3-D Seismic Wave Propagation on a Global and Regional Scale: Earthquakes, Fault Zones, Volcanoes

For computational seismology the present years are extremely exciting. The reason is, that with the current supercomputer technology, the frequency band in which seismic waves are observed following regional or global earthquakes, can be simulated numerically for realistic 3D earth models for the first time. Depending on the spatial scales under consideration (whole planet, a sedimentary basin at risk from local earthquakes, a volcano with high risk for future eruptions) this will lead to considerable improvement (1) in the understanding of the structural properties (e.g. the Earth’s mantle, the inside of a sedimentary basin or a volcano) and (2) in forecasting strong ground motion for realistic earthquake scenarios. The latter point may have considerable long-term societal benefits, as the short-term prediction of large earthquakes seems out of sight. During the first phase of this project some of the highest-resolution simulations ever done were carried out with important implications for future directions in computational seismology.
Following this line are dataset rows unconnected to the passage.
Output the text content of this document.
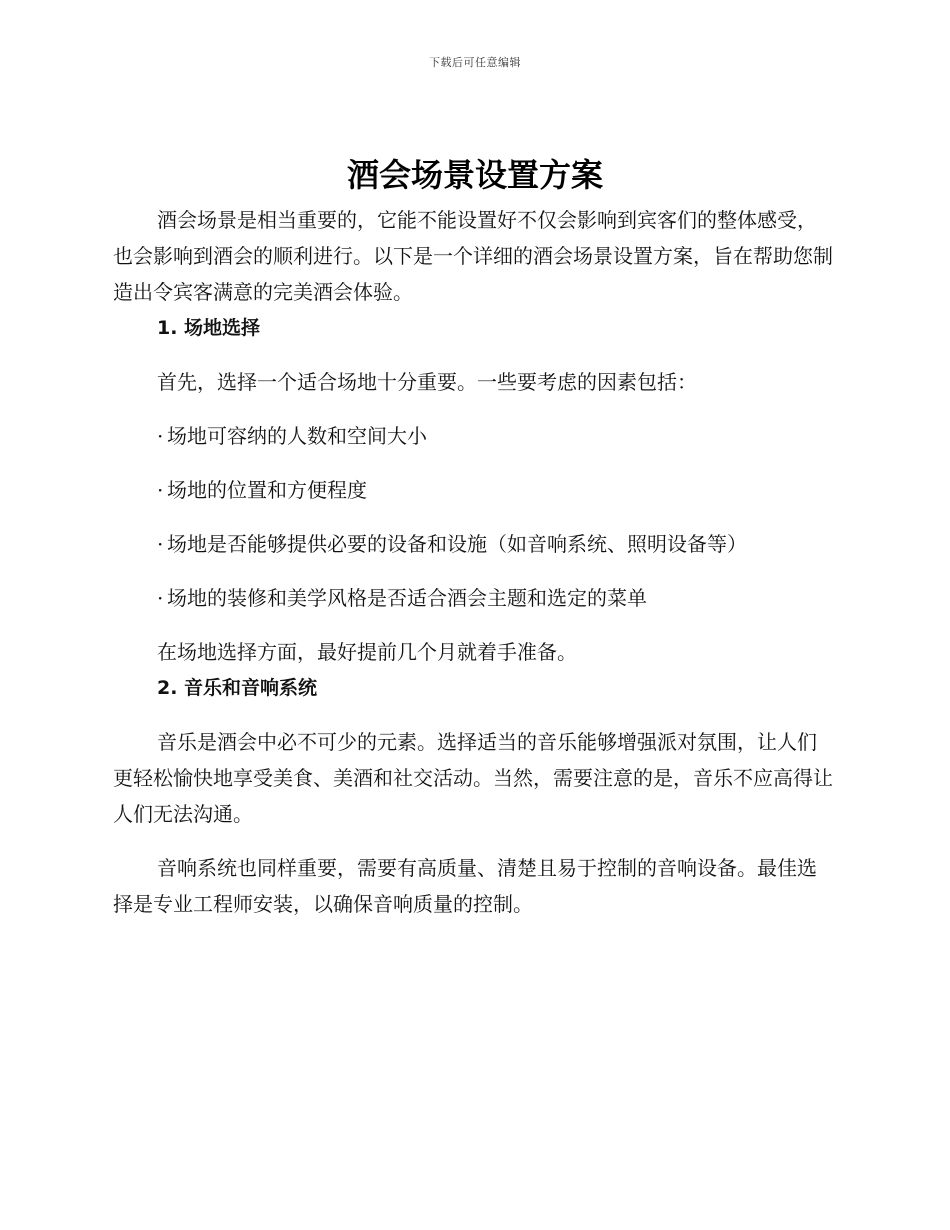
下载后可任意编辑
酒会场景设置方案

酒会场景是相当重要的，它能不能设置好不仅会影响到宾客们的整体感受，也会影响到酒会的顺利进行。以下是一个详细的酒会场景设置方案，旨在帮助您制造出令宾客满意的完美酒会体验。

1. 场地选择

首先，选择一个适合场地十分重要。一些要考虑的因素包括：

· 场地可容纳的人数和空间大小
· 场地的位置和方便程度
· 场地是否能够提供必要的设备和设施（如音响系统、照明设备等）
· 场地的装修和美学风格是否适合酒会主题和选定的菜单

在场地选择方面，最好提前几个月就着手准备。

2. 音乐和音响系统

音乐是酒会中必不可少的元素。选择适当的音乐能够增强派对氛围，让人们更轻松愉快地享受美食、美酒和社交活动。当然，需要注意的是，音乐不应高得让人们无法沟通。

音响系统也同样重要，需要有高质量、清楚且易于控制的音响设备。最佳选择是专业工程师安装，以确保音响质量的控制。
The most important scientific results can be summarized as: (1) 3D Simulations of several earthquakes in the Cologne Basin in Germany demonstrate that the main characteristics of ground motion (e.g. peak motion amplitude, shaking duration) are successfully predicted through numerical simulations; (2) The low seismic velocities inside active faults (e.g. San Andreas Fault, California) may act as an amplifier for ground motion. This has implications for buildings in the vicinity of faults; (3) Large scale simulations of strong earthquakes in subduction zones show that the local 3D structure at depth strongly influences the waves propagating to the surface. Ignoring this will lead to severe misinterpretations. (4) Including topography to understand wave propagation inside volcanoes is crucial. Our simulations demonstrate the scattering effects due to topography. If we want to understand the state of a volcanic system prior to eruptions from seismic waves these effects have to be taken into account.